With so many options on the market, how do you know which tablet is the right one for you? The fact is that familiarity can be a huge factor in terms of how we choose to embrace a new technology. Advertisers call it brand loyalty, but one of the main reasons so many people stick with the same company for their new computer, car, or television through multiple models is because they are familiar with what the company has done for them in the past. Sometimes just an interface with which you can relate makes a decision easier. Welcome PlayStation fans to the Sony Tablet S, a well-designed and technically impressive machine that wants to be there for you to seamlessly transition from console to tablet. Got a PS3 and a Sony PlayStation Vita (and head to this beautiful complete guide for more details on the Vita) and are considering adding a tablet to your arsenal of toys? The Sony Tablet S is a smart way to go.
Not only will you be able to use the same wallet, username, and password that you do on the PlayStation Network (or on the Sony Entertainment Network online) to build your library on your Sony Tablet S, but many of the interfaces you've become accustomed to as a gamer are in play here. Use Video Unlimited on your PS3 to watch movies? You can use the exact same service to do so on your tablet. Like Music Unlimited through your PlayStation 3 for the latest tunes? It's here too (and the machine even comes with a six-month free trial). In fact, you can even use the Sony Tablet S to interface with your TV, stereo, and other devices, serving as a universal remote control for your entire system. It truly is designed to seamlessly integrate into any home already using a Sony PlayStation 3.A Tablet For Gamers
Being the first PlayStation certified tablet comes with something most important to PS3 fans -- games. Right out of the box, the machine comes equipped with "Crash Bandicoot" and a title custom-made for a handheld machine, "Pinball Heroes." I'm not yet convinced that old-fashioned platformers like "Crash" really work without a controller (and my download experience with "MediEvil" didn't help) but titles that can be easily played with the touch screen like "Heroes" are perfect for a machine like this one. If you're not familiar, the game takes classic Sony titles like "Pain," "Hot Shots," and "Uncharted" and turns them into pinball tables. Tapping the touch screen to flip controllers is clever and fun.
To be fair, the gaming experience on the Sony Tablet S is relatively limited.
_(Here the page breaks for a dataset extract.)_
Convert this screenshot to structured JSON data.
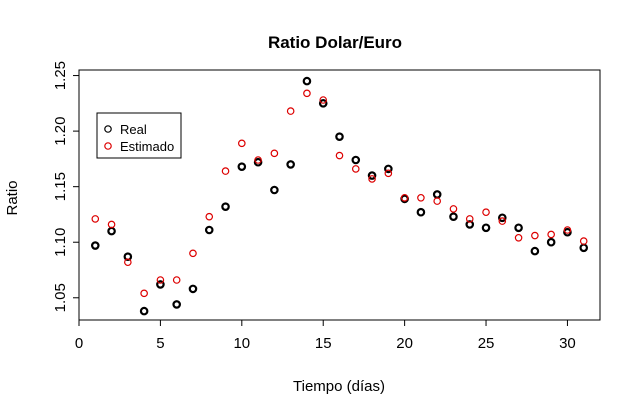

There are the apps that will be familiar to Android users (the machine offers complete access to the Android market) along with PlayStation games like "Hot Shots Golf" and "Cool Boarders." As I mentioned, I downloaded both "MediEvil" and "CB" but found both hard to use without a controller or motion control. Tapping one place on the screen to move in a direction and another to jump might just be a skill set that I have yet to develop adequately but I would consider my PS3 and Vita my toys for gaming and my Sony Tablet S a toy with a very different purpose.
What purpose is that? This is an entertainment machine -- a tablet that truly makes the case that your cable bill, library card, and Netflix account could soon become obsolete. With a beautiful display called TruBlack, the image for movies and TV shows is crisp, clean, and nearly flawless. The TruBlack panel controls the light between the LCD and the screen and the image really can be amazing at times. To play around with its potential, I watched some films in my UltraViolet library online (although had more difficulty getting that going than I should have given that I was trying to watch a Sony movie -- "Moneyball") and downloaded a film (the recent remake of "Mother's Day") and an episode of a TV show (the season finale of "Family Guy"). All of them played without flaw, running smoothly even as the machine was also notifying me of incoming mail at the same time. They ran as seamlessly as if they were downloaded to my PS3 and watched on a widescreen television.
As much of the tablet craze has been born from the Kindle and a desire to read on the road, I had to test the eReader functionality as well and noticed no problems at all here either. Pages turn smoothly, the store is well-stocked (and price competitive), and, once again, the display is beautiful. There's litle to no glare. I could read a book on my porch during a sunny day.
What are the problems? Sometimes the wifi was a little less than perfect and even unresponsive. The machine easily goes into sleep mode when not plugged in and would drop its connection to my wifi even while it was in the middle of downloading a film. Of course, the app library for Android isn't what it is for Apple and so you may be accustomed to some apps on your iPhone that you can't play with here (although that's not a problem specific to the Tablet). And, as I mentioned, I still don't quite see these machines as gamer-friendly as the Vita or other handhelds designed purely for gaming. I don't see the Tablet S replacing a PS3 or Vita when it comes to games but could easily do so for watching TV or checking out a flick.
They may seem like expensive machines, but how much are you paying a month for cable that you use with decreasing frequency? Being a movie nut, I know I would build my library quickly with a Sony Tablet S and the increased use of UltraViolet technology with Blu-ray purchases could make this machine the best way to access your online movie catalog. With a massive library of books, movies, and TV shows, entertainment junkies could easily use their Sony Tablet S as more than just a tablet, almost replacing their TV and laptop. One machine designed for PS3 lovers that can replace your library, laptop, and television? Welcome to the Sony Tablet S.